Afraid of a bear market? Don’t time the stock market, grab a great book!
15 Sep 2018
Here at PII, our mission is to educate and inspire. I’m always thrilled when one of our other advisors comes up with a new idea for me, or puts a new article in my mailbox. Recently, one of our advisors, Casey Mushrush, gave me a copy of an August 8, 2017, Investment News article entitled “9 Bear Markets And The Events That Caused Them.” This article is a “top-ten list” of historical 20% or more drops in the stock market and what caused them. My eyes immediately jumped down to #6 on the list as John Waggoner writes, “Between February 1966 through October 1966, the Dow Jones declined -25.2%. The Go-Go Years hit a speed bump. The Federal Reserve warned in March 1965 that the economy was close to overheating. Treasury bill rates and the consumer price index began rising. The U.S. bombing of Hanoi marked a substantial increase in the Vietnam war effort.”

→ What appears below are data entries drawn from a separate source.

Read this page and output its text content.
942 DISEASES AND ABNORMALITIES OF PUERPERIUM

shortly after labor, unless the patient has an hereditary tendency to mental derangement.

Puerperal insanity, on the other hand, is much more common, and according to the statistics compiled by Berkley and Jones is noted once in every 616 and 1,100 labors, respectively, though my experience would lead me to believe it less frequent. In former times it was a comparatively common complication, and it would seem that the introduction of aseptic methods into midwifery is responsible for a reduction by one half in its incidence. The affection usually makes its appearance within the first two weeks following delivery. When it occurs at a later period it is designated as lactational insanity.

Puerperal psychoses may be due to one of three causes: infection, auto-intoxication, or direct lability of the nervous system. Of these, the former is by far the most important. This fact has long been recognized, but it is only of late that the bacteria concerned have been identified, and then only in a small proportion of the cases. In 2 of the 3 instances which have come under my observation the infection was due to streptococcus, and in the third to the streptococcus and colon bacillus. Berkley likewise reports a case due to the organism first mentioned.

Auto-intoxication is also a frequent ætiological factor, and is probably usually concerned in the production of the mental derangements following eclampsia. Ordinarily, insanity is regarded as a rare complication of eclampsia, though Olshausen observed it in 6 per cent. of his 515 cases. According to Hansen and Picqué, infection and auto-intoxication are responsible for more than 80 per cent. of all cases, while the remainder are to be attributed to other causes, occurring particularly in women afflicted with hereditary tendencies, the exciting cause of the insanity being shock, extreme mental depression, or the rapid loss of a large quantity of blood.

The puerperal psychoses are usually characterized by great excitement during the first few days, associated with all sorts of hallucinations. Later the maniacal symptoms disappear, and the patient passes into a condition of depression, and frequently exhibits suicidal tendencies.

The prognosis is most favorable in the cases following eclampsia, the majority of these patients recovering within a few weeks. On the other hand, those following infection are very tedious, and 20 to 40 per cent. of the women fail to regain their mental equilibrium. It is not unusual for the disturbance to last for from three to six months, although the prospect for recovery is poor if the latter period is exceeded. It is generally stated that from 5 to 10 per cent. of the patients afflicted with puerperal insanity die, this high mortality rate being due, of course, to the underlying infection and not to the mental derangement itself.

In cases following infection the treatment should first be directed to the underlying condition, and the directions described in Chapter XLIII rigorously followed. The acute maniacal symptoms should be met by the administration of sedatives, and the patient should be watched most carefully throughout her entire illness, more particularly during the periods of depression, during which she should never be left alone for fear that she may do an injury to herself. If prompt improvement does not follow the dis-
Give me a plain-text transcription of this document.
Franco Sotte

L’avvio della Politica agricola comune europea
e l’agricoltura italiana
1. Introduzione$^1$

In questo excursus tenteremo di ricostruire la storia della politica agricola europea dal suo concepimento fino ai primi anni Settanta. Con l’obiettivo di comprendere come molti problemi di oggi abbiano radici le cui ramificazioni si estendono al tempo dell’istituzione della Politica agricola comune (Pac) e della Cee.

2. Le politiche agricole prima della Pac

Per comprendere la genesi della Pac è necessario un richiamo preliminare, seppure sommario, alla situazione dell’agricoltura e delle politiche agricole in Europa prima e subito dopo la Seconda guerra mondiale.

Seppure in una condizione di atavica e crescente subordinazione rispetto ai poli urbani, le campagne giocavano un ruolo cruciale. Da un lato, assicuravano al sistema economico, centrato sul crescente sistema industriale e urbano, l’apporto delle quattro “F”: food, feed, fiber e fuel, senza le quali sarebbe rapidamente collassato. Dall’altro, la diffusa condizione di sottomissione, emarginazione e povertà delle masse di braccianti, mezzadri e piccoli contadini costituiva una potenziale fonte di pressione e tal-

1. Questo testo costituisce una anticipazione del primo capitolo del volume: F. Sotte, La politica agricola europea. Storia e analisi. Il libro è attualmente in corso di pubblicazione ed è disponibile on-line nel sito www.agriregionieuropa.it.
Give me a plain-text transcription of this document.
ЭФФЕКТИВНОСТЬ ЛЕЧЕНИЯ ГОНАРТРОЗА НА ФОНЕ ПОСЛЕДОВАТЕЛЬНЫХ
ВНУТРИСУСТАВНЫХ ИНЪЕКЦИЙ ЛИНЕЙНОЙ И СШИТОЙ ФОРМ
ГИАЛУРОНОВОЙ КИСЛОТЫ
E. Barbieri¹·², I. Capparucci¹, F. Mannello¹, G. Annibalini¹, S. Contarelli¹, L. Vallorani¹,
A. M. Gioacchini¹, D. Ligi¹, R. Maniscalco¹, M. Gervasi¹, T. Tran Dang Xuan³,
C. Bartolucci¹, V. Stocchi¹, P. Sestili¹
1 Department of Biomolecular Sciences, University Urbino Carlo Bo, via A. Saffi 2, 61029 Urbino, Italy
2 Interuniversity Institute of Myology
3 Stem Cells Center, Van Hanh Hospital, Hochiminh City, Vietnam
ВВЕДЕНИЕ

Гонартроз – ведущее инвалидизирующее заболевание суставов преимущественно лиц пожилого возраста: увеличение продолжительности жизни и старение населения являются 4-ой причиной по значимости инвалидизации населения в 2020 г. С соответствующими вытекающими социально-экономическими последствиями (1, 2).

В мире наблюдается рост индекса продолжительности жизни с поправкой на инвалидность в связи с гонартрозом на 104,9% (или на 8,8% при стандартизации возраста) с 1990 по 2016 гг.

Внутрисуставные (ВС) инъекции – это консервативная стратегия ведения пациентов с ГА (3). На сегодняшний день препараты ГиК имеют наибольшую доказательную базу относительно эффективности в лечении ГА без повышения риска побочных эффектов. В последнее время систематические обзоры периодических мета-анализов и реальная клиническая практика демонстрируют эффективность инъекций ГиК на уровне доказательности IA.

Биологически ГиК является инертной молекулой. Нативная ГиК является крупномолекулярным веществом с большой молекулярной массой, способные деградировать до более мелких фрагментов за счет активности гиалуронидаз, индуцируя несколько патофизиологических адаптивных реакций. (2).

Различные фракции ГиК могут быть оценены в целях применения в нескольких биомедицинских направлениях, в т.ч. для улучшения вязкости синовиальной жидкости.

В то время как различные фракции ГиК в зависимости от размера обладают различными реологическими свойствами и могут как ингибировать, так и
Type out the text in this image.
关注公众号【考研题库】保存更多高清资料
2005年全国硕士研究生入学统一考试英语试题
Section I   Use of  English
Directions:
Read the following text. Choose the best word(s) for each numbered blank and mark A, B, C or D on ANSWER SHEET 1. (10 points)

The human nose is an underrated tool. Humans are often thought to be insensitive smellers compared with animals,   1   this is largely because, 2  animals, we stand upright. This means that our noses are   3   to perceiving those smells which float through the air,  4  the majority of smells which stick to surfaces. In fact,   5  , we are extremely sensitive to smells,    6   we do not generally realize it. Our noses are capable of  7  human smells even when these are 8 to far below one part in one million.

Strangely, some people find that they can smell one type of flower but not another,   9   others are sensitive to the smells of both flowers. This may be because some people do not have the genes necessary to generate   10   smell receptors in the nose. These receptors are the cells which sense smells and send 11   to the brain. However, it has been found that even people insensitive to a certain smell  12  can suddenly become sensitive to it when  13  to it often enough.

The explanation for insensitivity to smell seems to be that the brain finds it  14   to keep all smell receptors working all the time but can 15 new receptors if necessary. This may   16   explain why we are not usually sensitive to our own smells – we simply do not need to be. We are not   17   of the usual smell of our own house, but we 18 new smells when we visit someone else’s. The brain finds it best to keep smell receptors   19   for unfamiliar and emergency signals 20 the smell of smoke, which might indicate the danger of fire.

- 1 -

Where did the term the Go-Go years come from? Author John Brooks wrote a book titled “The Go-Go Years: The Drama and Crashing Finale of Wall Street’s Bullish 60’s.” John Brooks was considered the best business author in the country at the time, and the great Bill Gates still considers him his “favorite” business author. The book is very enjoyable, filled with stories about the state and popularity of the stock market in the sixties. A whopping 31 million Americans owned stock in the 1960’s (compared to only 4 million Americans in the Great Depression) and almost everybody from the house painter to the office secretary had a stockbroker. Before the decade of the 60’s was through, most Americans were fleeing the stock market. There’s even a story about former President Nixon trying to convince his secretary not to sell her stocks because of the price drop. I have always loved the quote by Warren Buffett about timing the stock market: “The only value of stock forecasters is to make fortune-teller’s look good!” When a market falls by 20% or more from it’s peak, it’s called a “bear.” The stock market has had 34 “bears” since 1900, that’s an average of 1 bear market every 3 to 5 years.
Since March of 2009, we haven’t come close to a 20% drop in stock prices. If you’re afraid of the next bear market, grab this great book!